Демьяна я узнаю из тысячи и сразу дергаться начинаю, но меня пинком по стулу успокаивают.
— Что вы им вкололи? Почему они не двигаются?
— Водки дали. Спят как миленькие, а то орали бы, пи*дец.
— Вы уроды! Это же дети!
— Закрой пасть сука! Это товар! И его ждет покупатель! Подписывай, а то в накладной станет на одного парня больше.
– Подписывай, — пихает меня головой в лист этот Леня, словно самоутверждаясь.
А я трясусь вся и невольно вчитываюсь.
— Постойте. Но как я могу переписать на вас Андронов и ко. Акции принадлежат не мне. Я даже не наследница Андронова.
— Ты не знала? Братец на тебя все переписал, когда в Сирию поехал.
— Но… — мысли в голове путаются, а на Максима хочется наорать. А самое страшное, что я не знаю, отпустят ли нас после моей подписи. Надо тянуть время. – Но как это возможно?
— Подписывай! Зае*ала, зубы заговаривать, — орет он и как раз в этот момент въезжает фура. — А, впрочем. Ты смотрю, чистенькая. В турецком борделе за тебя дадут хорошую цену.
— Пусть подпишет сначала, — взволновано орет Леня. – Эта компания должна достаться мне!.
— А пока достанется только пуля, — стреляет лысый в Леню, и я понимаю, что вот этот был просто пешкой. А я столкнулась действительно со страшными людьми.
— Ломоносов! – кричит один из охраны. – Загружать детей?
— Да, госпожа Андронова? Загружать детей? Или…
— Я все подпишу, — качаю головой и беру ручку.
В глазах начинает темнеть. Пульсация в голове сводить с ума. Но я все равно давлю шариком ручки на бумагу и вывожу, привычную за столько лет, подпись. Медленно, медленно, словно стараюсь растянуть этом миг. Хоть немного.
Ну где же ты?
Почему тебя нет?
Не такая я наивная полагать, что как только шарик оторвется от листа бумаги все плохое закончится и меня отпустят добрые бандиты.
Нет, нет. Кошмар только начнется. Этот Ломоносов рисковать не будет.

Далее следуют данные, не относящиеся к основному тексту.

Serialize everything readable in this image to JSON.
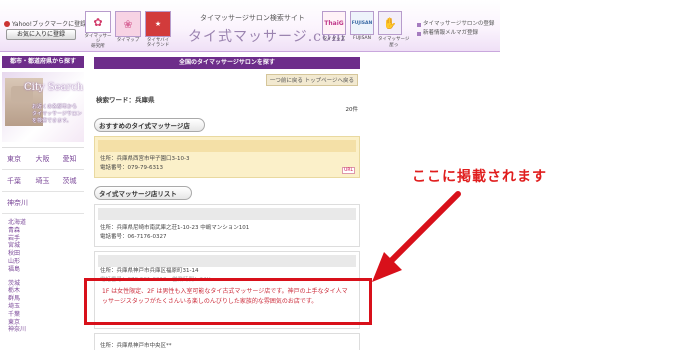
{
  "header": {
    "yahoo_text": "Yahoo!ブックマークに登録",
    "favorite_button": "お気に入りに登録",
    "site_tagline": "タイマッサージサロン検索サイト",
    "site_logo": "タイ式マッサージ.com",
    "icons": [
      {
        "name": "shield-icon",
        "caption": "タイマッサージ\n研究所",
        "glyph": "✿",
        "color": "#d23b6a"
      },
      {
        "name": "flower-icon",
        "caption": "タイマップ",
        "glyph": "❀",
        "color": "#d96a9a"
      },
      {
        "name": "thailand-icon",
        "caption": "タイサバイ\nタイランド",
        "glyph": "★",
        "color": "#d23b3b"
      }
    ],
    "right_icons": [
      {
        "name": "thai-goods-icon",
        "label": "ThaiG",
        "caption": "タイグッズ",
        "color": "#c0398a"
      },
      {
        "name": "fujisan-icon",
        "label": "FUJISAN",
        "caption": "FUJISAN",
        "color": "#3a6aa5"
      },
      {
        "name": "massage-icon",
        "label": "✋",
        "caption": "タイマッサージ\n屋っ",
        "color": "#7b5aa1"
      }
    ],
    "right_links": [
      "タイマッサージサロンの登録",
      "新着情報メルマガ登録"
    ]
  },
  "sidebar": {
    "heading": "都市・都道府県から探す",
    "search_brand": "City Search",
    "search_text": "お近くの各都市から\nタイマッサージサロン\nを検索できます。",
    "pref_rows": [
      [
        "東京",
        "大阪",
        "愛知"
      ],
      [
        "千葉",
        "埼玉",
        "茨城"
      ],
      [
        "神奈川",
        "",
        ""
      ]
    ],
    "pref_list_a": [
      "北海道",
      "青森",
      "岩手",
      "宮城",
      "秋田",
      "山形",
      "福島"
    ],
    "pref_list_b": [
      "茨城",
      "栃木",
      "群馬",
      "埼玉",
      "千葉",
      "東京",
      "神奈川"
    ]
  },
  "main": {
    "heading": "全国のタイマッサージサロンを探す",
    "nav": "一つ前に戻る トップページへ戻る",
    "keyword_label": "検索ワード：兵庫県",
    "count": "20件",
    "featured_label": "おすすめのタイ式マッサージ店",
    "featured": {
      "address": "住所：兵庫県西宮市甲子園口3-10-3",
      "phone": "電話番号：079-79-6313",
      "url_badge": "URL"
    },
    "list_label": "タイ式マッサージ店リスト",
    "shops": [
      {
        "address": "住所：兵庫県尼崎市南武庫之荘1-10-23 中嶋マンション101",
        "phone": "電話番号：06-7176-0327"
      },
      {
        "address": "住所：兵庫県神戸市兵庫区福原町31-14",
        "phone": "電話番号：078-591-0010　営業時間：24H",
        "desc": "1F は女性限定、2F は男性も入室可能なタイ古式マッサージ店です。神戸の上手なタイ人マッサージスタッフがたくさんいる楽しのんびりした家族的な雰囲気のお店です。"
      },
      {
        "address": "住所：兵庫県神戸市中央区**",
        "phone": ""
      }
    ]
  },
  "overlay": {
    "callout": "ここに掲載されます",
    "box_color": "#d8101a"
  }
}
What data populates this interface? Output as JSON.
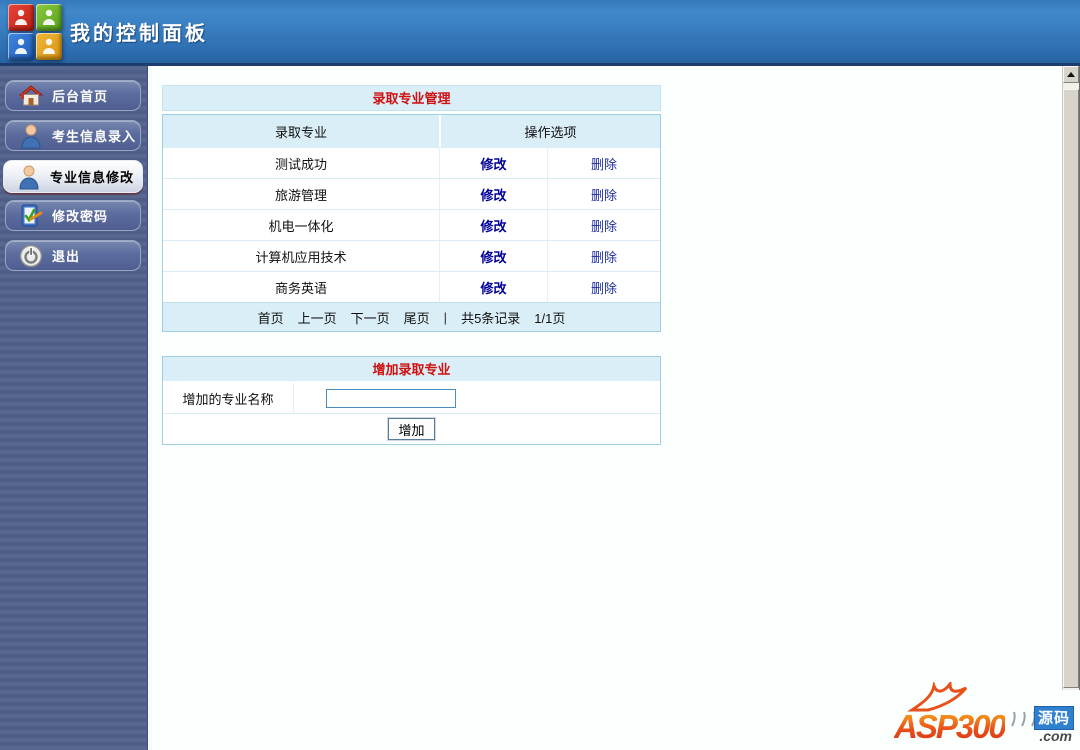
{
  "header": {
    "title": "我的控制面板"
  },
  "sidebar": {
    "items": [
      {
        "key": "home",
        "label": "后台首页",
        "icon": "home-icon",
        "selected": false
      },
      {
        "key": "entry",
        "label": "考生信息录入",
        "icon": "person-icon",
        "selected": false
      },
      {
        "key": "major",
        "label": "专业信息修改",
        "icon": "person-icon",
        "selected": true
      },
      {
        "key": "password",
        "label": "修改密码",
        "icon": "password-icon",
        "selected": false
      },
      {
        "key": "exit",
        "label": "退出",
        "icon": "logout-icon",
        "selected": false
      }
    ]
  },
  "major_table": {
    "title": "录取专业管理",
    "columns": [
      "录取专业",
      "操作选项"
    ],
    "rows": [
      {
        "name": "测试成功",
        "edit": "修改",
        "delete": "删除"
      },
      {
        "name": "旅游管理",
        "edit": "修改",
        "delete": "删除"
      },
      {
        "name": "机电一体化",
        "edit": "修改",
        "delete": "删除"
      },
      {
        "name": "计算机应用技术",
        "edit": "修改",
        "delete": "删除"
      },
      {
        "name": "商务英语",
        "edit": "修改",
        "delete": "删除"
      }
    ],
    "pagination": {
      "links": [
        "首页",
        "上一页",
        "下一页",
        "尾页"
      ],
      "separator": "|",
      "record_count": "共5条记录",
      "page_info": "1/1页"
    }
  },
  "add_form": {
    "title": "增加录取专业",
    "field_label": "增加的专业名称",
    "input_value": "",
    "submit_label": "增加"
  },
  "watermark": {
    "brand": "ASP300",
    "suffix": ".com",
    "badge": "源码"
  },
  "colors": {
    "header_blue": "#3a80c2",
    "sidebar_blue": "#52628c",
    "panel_band_bg": "#d9eef6",
    "table_border": "#9fcfe2",
    "panel_title_red": "#d01010",
    "link_navy": "#1c2d9c",
    "edit_link_blue": "#00009a",
    "brand_orange": "#e8521a",
    "badge_blue": "#2f80cf"
  }
}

И стоило только последней капле чернил коснуться документа, меня поднимают и резко куда-то волокут. То же самое делают с детьми. Совершенно неделикатно, как мешки картошки. И даже страшно представить на чьем столе мы должны оказаться.
Рыдать и умолять бесполезно. Эти люди не будут слушать. Я сделала все что, могла.
Разве что напоследок вцепиться зубами в горло несущего меня подонка, да так, что рот мгновенно наполнился кровью.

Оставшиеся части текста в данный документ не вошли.